Americans may have elected a black man as president, but it's segregation as usual in U.S. churches, according to the scholars. Only about 5 percent of the nation's churches are racially and ethnically integrated, and half of them are in the process of becoming all-black or all-white, says Curtiss Paul DeYoung, co-author of "United by Faith," a book that examines interracial churches in the United States.
You will find multi-racial and multi-cultural environments at work and in most neighborhoods in America. But on Sunday morning you will find the biggest racial divide in America. The churches of America are the main bastion of racism in America today. We were slapped in the face with this fact during the recent Presidential campaign In where the Reverend Wrights of our country were spotlighted. The term Black Theology hit the headlines. Then on the other side of the coin we have the Korean Baptist Church, The Samoan Assembly and the Iglesia De Dios and of course The Aryan Nation/ Church of Jesus Christ Christian. These are just some examples, but about 95% of churches in this Country are segregated by race and ethnicity. It seems that it is by the choice of those who attend the churches. What does that say about Americans? It says, in my opinion, that we will not totally back away from the racism that has been a shameful part of our history as a nation.We put a good face forward during the week, but come Sunday Morning It's back to our racial comfort zones.

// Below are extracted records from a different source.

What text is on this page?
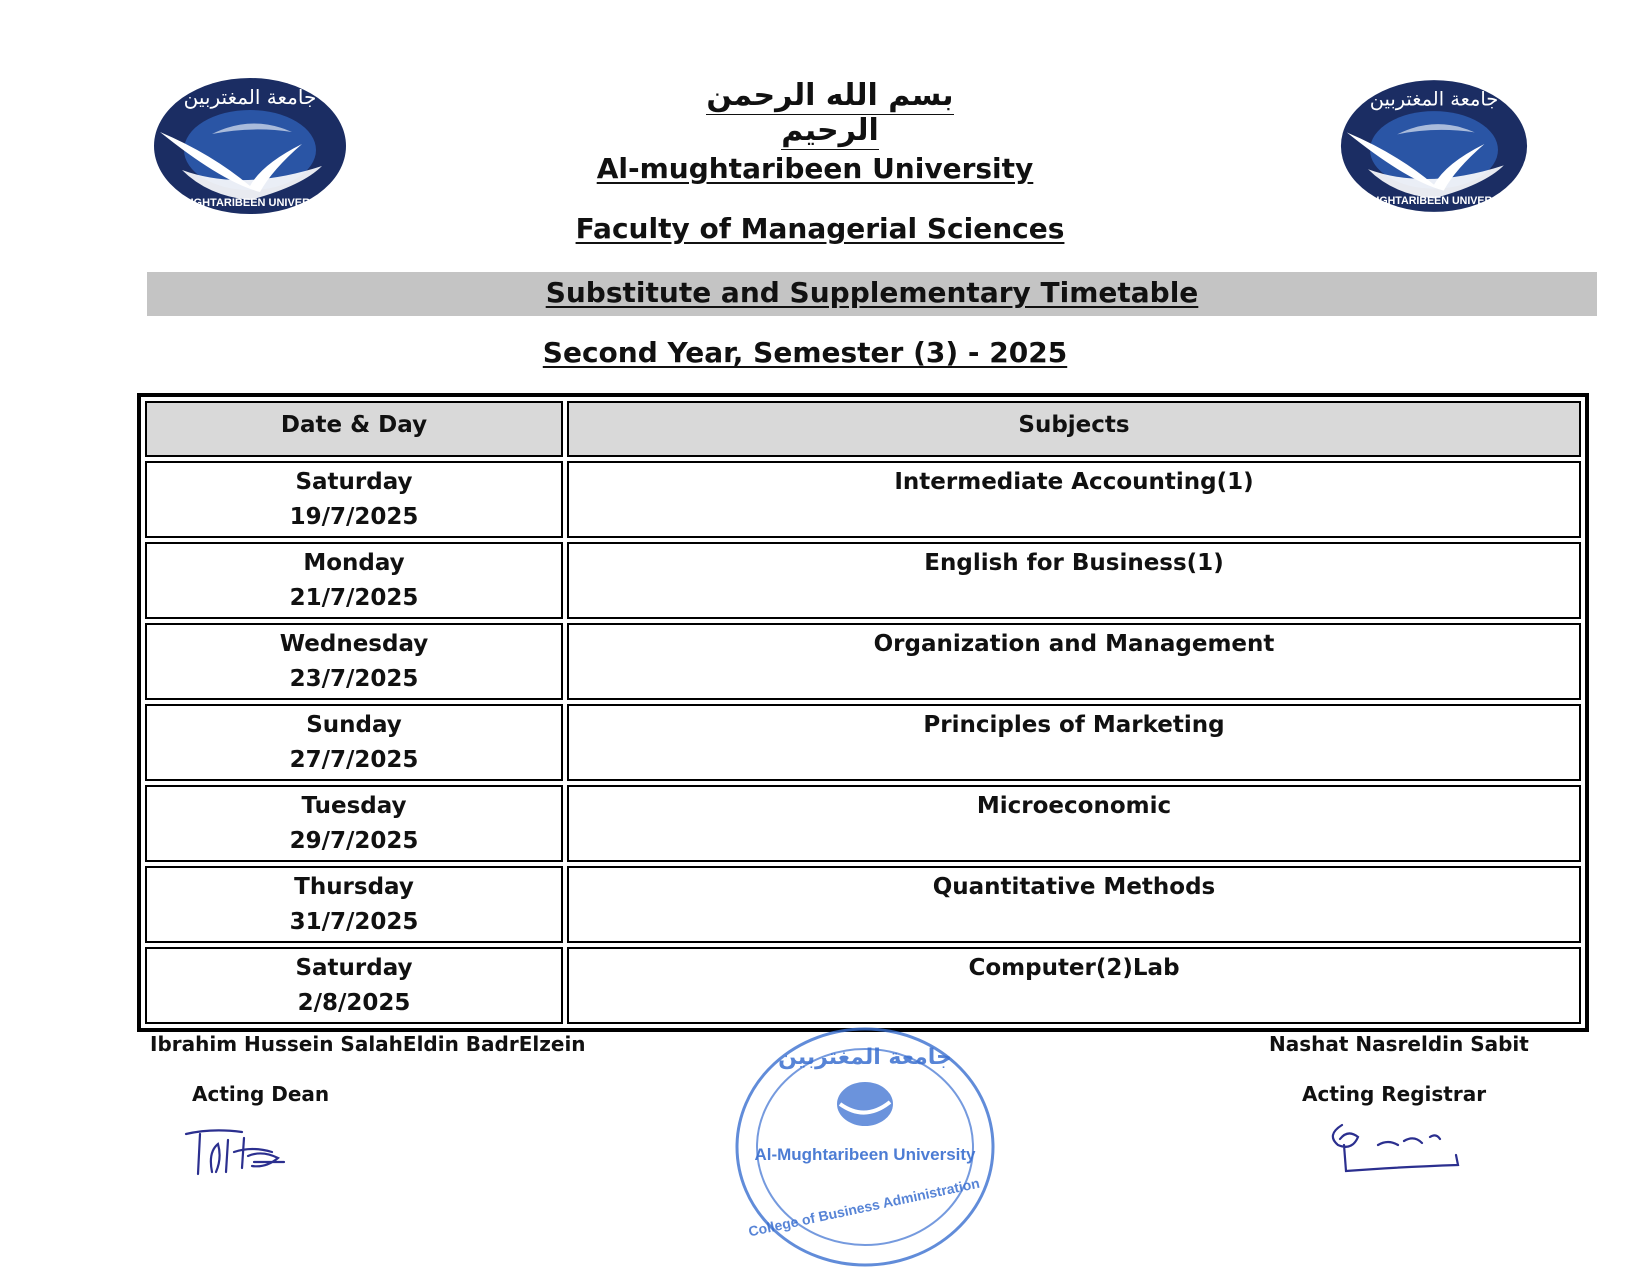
جامعة المغتربين
AlMUGHTARIBEEN UNIVERSITY
جامعة المغتربين
AlMUGHTARIBEEN UNIVERSITY
بسم الله الرحمن الرحيم
Al-mughtaribeen University
Faculty of Managerial Sciences
Substitute and Supplementary Timetable
Second Year, Semester (3) - 2025
Date & Day	Subjects

Saturday
19/7/2025	Intermediate Accounting(1)

Monday
21/7/2025	English for Business(1)

Wednesday
23/7/2025	Organization and Management

Sunday
27/7/2025	Principles of Marketing

Tuesday
29/7/2025	Microeconomic

Thursday
31/7/2025	Quantitative Methods

Saturday
2/8/2025	Computer(2)Lab
Ibrahim Hussein SalahEldin BadrElzein
Acting Dean
Nashat Nasreldin Sabit
Acting Registrar
جامعة المغتربين
Al-Mughtaribeen University
College of Business Administration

It is not just one race that perpetrates this segregation, It is apparently across the board and Blacks, Whites, Hispanics, Asians and all other cultures and ethnicities take part in it. We are all guilty of perpetuating the Sunday morning travesty, So now the question is what can be done about it?
Martin Luther King Jr. Stated "We must face the fact that in America, the church is still the most segregated major institution in America. At 11:00 on Sunday morning when we stand and sing and Christ has no east or west, we stand at the most segregated hour in this nation." I believe that bringing this fact out into the open is a good step in right direction. Next we as church goers must become not only listeners to the Gospel but also active practitioners of it. Also we can no longer tolerate the preaching of division from those who stand in our pulpits. Finally, we must become Christians in the full sense and become one nation of Americans regardless of race or ethnicity. We must have respect for each other as Christians and as Americans. We must become "One Nation Under God."